Functional size approximation based on use-case names
详细信息   
摘要
Context: Functional size measures, such as IFPUG Function Points or COSMIC, are widely used to support software development effort estimation. Unfortunately, applying the COSMIC or IFPUG Function Point Analysis methods at early stages of software development is difficult or even impossible because available functional requirements are imprecise. Moreover, the resources that could be allocated to perform such measurement are usually limited. Therefore, it is worth investigating the possibility of automating the approximation of IFPUG Function Points or COSMIC early in software projects.Objective: Given a UML use-case diagram or a list of use-case names, approximate COSMIC and IFPUG FPA functional size in an automatic way.Method: We propose a two-step process of approximating the functional size of applications based on use-case goals. In the first step, we process the names of use cases, expressed in a natural language and assign each of their goals into one of thirteen categories. In the second step, we employ information about categories of use-case goals and historical data to construct prediction models and use them to approximate the size in COSMIC and Function Points.

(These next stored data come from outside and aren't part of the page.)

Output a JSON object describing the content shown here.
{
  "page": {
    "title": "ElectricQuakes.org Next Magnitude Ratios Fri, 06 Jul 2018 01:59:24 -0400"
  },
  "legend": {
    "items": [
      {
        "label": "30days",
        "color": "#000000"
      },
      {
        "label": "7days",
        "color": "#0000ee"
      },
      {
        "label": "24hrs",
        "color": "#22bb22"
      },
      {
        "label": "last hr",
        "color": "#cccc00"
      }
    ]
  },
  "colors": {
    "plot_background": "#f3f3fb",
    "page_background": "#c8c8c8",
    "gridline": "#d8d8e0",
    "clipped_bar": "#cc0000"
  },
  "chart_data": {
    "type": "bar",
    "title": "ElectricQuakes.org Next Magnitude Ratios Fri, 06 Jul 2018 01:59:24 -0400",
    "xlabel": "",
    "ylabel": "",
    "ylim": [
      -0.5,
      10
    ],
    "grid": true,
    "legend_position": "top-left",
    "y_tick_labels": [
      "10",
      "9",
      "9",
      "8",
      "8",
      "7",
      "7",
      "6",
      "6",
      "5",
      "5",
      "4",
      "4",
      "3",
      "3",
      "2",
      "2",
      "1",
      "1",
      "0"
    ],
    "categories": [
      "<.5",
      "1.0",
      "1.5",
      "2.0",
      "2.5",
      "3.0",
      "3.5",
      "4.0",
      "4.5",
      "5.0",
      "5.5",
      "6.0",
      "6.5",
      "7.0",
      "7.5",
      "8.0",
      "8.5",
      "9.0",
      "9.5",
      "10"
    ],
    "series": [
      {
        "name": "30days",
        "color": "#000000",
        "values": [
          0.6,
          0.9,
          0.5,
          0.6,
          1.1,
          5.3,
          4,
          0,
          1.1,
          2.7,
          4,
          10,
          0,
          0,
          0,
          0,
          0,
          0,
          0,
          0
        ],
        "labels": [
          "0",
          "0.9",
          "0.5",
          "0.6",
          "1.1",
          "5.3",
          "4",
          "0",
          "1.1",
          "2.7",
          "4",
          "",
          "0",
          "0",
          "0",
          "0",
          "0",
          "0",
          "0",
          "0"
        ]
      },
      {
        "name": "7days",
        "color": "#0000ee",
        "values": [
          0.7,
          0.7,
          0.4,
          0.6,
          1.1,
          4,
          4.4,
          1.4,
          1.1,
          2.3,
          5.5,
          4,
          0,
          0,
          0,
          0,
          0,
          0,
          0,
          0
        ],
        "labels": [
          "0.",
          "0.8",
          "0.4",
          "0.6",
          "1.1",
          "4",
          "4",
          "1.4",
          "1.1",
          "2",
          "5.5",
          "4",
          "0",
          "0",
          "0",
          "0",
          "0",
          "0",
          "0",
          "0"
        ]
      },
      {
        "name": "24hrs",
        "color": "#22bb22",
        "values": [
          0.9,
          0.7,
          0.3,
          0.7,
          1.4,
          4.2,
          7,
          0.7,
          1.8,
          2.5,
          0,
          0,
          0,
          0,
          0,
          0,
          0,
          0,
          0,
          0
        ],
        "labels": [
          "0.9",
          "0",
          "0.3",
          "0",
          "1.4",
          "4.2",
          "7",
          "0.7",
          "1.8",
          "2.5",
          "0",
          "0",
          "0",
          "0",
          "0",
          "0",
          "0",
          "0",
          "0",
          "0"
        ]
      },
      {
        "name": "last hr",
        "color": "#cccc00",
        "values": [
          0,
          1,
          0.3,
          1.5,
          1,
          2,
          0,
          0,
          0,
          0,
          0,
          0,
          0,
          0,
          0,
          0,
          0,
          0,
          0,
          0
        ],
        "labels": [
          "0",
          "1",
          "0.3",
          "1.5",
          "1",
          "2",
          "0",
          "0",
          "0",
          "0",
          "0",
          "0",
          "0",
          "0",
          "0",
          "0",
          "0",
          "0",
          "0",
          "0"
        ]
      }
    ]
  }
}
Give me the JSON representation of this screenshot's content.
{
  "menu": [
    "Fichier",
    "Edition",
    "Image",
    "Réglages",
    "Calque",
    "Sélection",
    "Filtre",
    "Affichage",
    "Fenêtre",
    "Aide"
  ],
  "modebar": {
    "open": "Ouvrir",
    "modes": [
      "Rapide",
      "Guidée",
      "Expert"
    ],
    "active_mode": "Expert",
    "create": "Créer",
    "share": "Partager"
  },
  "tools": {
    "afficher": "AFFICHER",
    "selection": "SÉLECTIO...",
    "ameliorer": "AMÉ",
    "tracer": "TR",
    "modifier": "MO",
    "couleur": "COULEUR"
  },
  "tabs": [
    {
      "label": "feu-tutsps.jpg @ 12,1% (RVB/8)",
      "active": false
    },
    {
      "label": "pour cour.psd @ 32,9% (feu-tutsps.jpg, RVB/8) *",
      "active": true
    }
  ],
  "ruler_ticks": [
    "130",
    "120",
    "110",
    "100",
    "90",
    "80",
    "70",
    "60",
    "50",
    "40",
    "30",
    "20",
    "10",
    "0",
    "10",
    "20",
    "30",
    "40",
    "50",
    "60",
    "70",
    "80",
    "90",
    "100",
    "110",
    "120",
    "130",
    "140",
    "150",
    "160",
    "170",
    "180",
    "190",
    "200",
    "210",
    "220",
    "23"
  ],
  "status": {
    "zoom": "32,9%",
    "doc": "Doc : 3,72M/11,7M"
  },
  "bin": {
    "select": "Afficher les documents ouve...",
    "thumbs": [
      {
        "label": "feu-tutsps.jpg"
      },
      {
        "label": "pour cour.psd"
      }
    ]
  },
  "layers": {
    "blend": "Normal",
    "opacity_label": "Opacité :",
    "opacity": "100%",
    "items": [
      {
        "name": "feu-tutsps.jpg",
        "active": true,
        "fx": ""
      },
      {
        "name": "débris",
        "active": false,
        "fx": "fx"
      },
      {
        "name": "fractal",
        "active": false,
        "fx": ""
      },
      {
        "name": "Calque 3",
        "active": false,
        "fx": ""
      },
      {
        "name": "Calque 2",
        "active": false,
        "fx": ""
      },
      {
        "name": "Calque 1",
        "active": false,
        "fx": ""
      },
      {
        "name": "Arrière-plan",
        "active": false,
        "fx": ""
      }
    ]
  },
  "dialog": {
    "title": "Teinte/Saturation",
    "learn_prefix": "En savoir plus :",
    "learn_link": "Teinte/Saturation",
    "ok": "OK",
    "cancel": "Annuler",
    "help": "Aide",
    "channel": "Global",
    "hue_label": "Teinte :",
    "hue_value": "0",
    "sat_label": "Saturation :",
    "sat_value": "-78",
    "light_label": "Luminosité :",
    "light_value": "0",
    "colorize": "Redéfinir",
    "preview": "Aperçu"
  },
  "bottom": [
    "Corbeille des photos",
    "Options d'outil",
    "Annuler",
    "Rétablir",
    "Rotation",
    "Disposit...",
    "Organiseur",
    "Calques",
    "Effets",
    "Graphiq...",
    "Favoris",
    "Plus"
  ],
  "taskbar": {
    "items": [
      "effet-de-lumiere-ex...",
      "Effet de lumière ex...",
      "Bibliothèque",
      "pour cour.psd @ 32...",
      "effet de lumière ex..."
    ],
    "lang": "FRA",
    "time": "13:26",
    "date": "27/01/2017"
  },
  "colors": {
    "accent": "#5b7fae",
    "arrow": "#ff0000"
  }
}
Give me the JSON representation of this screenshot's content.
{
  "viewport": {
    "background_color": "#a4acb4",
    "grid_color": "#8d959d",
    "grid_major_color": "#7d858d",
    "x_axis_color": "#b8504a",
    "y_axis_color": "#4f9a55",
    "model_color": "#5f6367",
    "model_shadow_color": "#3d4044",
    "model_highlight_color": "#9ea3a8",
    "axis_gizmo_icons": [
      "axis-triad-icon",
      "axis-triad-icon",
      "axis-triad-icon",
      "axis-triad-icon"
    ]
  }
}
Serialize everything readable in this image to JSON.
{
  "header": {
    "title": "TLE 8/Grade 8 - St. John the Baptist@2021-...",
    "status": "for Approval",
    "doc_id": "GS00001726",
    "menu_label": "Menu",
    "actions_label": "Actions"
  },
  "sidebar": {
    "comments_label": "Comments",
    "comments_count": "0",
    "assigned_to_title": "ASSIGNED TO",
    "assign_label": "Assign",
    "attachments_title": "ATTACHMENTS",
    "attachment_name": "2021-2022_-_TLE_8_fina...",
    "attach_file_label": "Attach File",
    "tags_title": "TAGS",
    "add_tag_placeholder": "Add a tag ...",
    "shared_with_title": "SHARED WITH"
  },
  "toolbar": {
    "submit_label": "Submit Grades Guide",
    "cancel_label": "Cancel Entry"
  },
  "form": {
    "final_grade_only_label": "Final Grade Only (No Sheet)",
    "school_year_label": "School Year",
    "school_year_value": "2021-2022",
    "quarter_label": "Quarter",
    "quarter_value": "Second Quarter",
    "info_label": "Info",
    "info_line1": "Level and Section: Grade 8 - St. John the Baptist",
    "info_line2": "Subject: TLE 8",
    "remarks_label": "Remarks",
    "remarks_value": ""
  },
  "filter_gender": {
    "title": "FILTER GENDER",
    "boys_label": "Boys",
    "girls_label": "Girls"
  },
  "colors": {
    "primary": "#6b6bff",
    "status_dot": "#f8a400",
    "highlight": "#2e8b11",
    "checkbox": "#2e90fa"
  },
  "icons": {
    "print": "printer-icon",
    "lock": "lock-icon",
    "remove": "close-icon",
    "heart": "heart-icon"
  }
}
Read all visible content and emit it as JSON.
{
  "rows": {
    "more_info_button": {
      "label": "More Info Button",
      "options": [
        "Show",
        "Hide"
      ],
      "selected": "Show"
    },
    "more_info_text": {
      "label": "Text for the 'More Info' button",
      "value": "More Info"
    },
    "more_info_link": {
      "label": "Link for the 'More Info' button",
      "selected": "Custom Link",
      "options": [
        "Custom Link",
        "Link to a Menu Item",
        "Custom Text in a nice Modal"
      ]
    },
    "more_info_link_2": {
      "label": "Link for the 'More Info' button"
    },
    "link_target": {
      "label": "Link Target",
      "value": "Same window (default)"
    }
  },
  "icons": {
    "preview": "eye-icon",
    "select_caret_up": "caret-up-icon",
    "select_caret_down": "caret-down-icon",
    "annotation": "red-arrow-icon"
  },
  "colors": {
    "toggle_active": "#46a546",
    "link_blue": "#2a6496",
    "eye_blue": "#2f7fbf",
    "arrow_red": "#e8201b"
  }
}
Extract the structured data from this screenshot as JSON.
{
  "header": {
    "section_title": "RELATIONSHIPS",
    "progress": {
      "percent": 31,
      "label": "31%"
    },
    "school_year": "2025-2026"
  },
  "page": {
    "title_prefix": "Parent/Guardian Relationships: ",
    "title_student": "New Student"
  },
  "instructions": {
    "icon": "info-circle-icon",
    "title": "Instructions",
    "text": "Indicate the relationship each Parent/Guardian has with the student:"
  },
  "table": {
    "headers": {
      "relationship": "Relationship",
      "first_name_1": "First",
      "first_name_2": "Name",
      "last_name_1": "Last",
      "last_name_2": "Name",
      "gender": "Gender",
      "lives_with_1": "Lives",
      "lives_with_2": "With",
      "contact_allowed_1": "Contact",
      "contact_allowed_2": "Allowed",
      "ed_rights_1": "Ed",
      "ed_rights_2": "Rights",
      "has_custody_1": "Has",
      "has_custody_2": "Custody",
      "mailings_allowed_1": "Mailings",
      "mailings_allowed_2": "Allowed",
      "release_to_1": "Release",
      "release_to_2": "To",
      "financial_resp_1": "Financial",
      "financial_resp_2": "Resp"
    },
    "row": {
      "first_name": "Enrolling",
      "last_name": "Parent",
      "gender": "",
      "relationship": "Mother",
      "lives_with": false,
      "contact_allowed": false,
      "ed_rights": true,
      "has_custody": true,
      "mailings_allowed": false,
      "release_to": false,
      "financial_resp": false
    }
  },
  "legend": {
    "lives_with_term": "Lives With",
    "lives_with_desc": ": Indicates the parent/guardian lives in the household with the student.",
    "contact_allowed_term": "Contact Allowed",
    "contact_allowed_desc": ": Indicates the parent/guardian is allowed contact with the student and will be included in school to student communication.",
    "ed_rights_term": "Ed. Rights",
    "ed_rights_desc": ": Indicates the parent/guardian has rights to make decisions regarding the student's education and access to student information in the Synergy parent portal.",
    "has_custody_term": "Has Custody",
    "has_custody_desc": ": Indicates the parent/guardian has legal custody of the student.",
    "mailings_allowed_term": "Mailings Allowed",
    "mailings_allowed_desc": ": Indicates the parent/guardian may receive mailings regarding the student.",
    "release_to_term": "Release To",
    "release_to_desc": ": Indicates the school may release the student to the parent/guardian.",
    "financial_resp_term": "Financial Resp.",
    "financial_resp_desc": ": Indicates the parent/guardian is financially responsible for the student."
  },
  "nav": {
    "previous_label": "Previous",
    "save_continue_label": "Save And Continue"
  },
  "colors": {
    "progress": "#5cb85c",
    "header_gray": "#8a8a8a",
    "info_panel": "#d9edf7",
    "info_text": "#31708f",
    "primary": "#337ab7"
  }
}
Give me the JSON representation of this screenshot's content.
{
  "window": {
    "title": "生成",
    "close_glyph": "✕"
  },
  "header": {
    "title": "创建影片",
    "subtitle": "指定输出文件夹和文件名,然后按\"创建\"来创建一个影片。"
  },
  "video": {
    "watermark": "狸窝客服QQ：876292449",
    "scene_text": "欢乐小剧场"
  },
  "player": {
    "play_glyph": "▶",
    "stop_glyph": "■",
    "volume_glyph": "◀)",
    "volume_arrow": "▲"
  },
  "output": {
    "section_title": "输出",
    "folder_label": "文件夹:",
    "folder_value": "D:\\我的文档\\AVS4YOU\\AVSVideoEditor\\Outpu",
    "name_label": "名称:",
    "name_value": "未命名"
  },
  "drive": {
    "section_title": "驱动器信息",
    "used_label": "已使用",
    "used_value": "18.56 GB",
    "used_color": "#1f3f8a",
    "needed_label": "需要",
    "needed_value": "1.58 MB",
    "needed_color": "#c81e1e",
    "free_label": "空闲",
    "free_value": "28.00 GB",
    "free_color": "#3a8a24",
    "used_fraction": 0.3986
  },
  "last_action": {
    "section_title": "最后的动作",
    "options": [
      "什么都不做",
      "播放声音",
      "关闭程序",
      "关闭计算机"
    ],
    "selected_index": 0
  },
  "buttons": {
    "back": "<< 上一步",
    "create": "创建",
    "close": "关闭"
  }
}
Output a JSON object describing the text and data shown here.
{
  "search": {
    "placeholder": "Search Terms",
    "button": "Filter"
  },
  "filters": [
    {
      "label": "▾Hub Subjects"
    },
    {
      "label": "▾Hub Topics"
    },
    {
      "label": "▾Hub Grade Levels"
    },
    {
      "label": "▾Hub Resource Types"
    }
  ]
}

We compare the accuracy of the proposed methods to the average use-case approximation (AUC), which is their most intuitive counterpart, and the automatic method proposed by Hussain, Kosseim and Ormandjieva (HKO).Results: The prediction accuracy of the two proposed approximation methods was evaluated using a cross-validation procedure on a data set of 26 software development projects. For both methods, the prediction error was low compared to AUC and HKO.Conclusion: Developers who document functional requirements in a form of use cases might use the proposed methods to obtain an early approximation of the application size as soon as use-case goals are identified. The proposed methods are automatic and can be considered as a replacement for AUC.